In May, the Consumer Financial Protection Bureau (CFPB) announced they wanted feedback on their plan to curb forced arbitration clauses.
Public Citizen members sent a remarkable 27,890 comments to the CFPB. Once they are added in, our members alone will have tripled the total amount of comments (based on the numbers reported by CFPB’s website around Monday’s closing deadline).
For such a previously under-the-radar issue, this is a huge accomplishment.
Forced arbitration is the latest trick corporations are using to avoid accountability and keep consumer complaints out of public courts. Public Citizen calls them rip-off clauses, because the fine print has crept into contracts everywhere, from Amazon to Chase to Pokémon Go. Consumers are unknowingly signing away their rights to take future complaints to court. Instead, they’re decided by private companies or individuals chosen by the corporation in a kangaroo-court called an arbitration proceeding.

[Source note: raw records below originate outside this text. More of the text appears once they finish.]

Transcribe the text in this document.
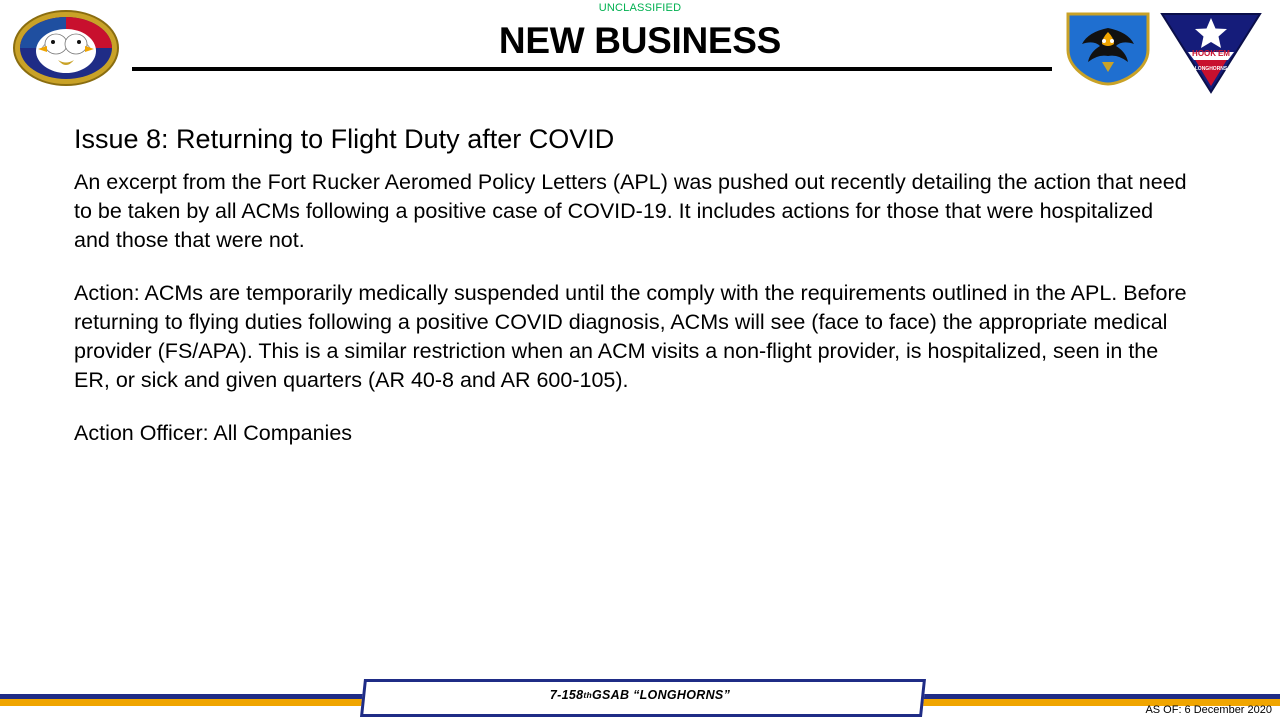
UNCLASSIFIED
NEW BUSINESS	HOOK'EM
LONGHORNS
Issue 8: Returning to Flight Duty after COVID

An excerpt from the Fort Rucker Aeromed Policy Letters (APL) was pushed out recently detailing the action that need to be taken by all ACMs following a positive case of COVID-19. It includes actions for those that were hospitalized and those that were not.

Action: ACMs are temporarily medically suspended until the comply with the requirements outlined in the APL. Before returning to flying duties following a positive COVID diagnosis, ACMs will see (face to face) the appropriate medical provider (FS/APA). This is a similar restriction when an ACM visits a non-flight provider, is hospitalized, seen in the ER, or sick and given quarters (AR 40-8 and AR 600-105).

Action Officer: All Companies

7-158 th GSAB “LONGHORNS”
AS OF: 6 December 2020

The problem doesn’t end there. Often these rip-off clauses also prevent consumers from joining together in a class action lawsuit. This is critical, because it often doesn’t make sense for consumers to fight companies alone when potential damages are small. Take for example James Pendergast, who was charged $20 by Sprint for “roaming” while he was in his house. A lawyer told him the case would take six figures to take to trial and there was the possibility he would be on the hook for Sprint’s legal bills. Almost no one would take on such a small dollar case by themselves; which is why class action suits are an important tool for consumers to band together to level the playing field.
We applaud the steps being taken by CFPB Director Richard Cordray and his staff (urged on by our members’ call to action) to ban forced arbitration language from financial services consumer contracts.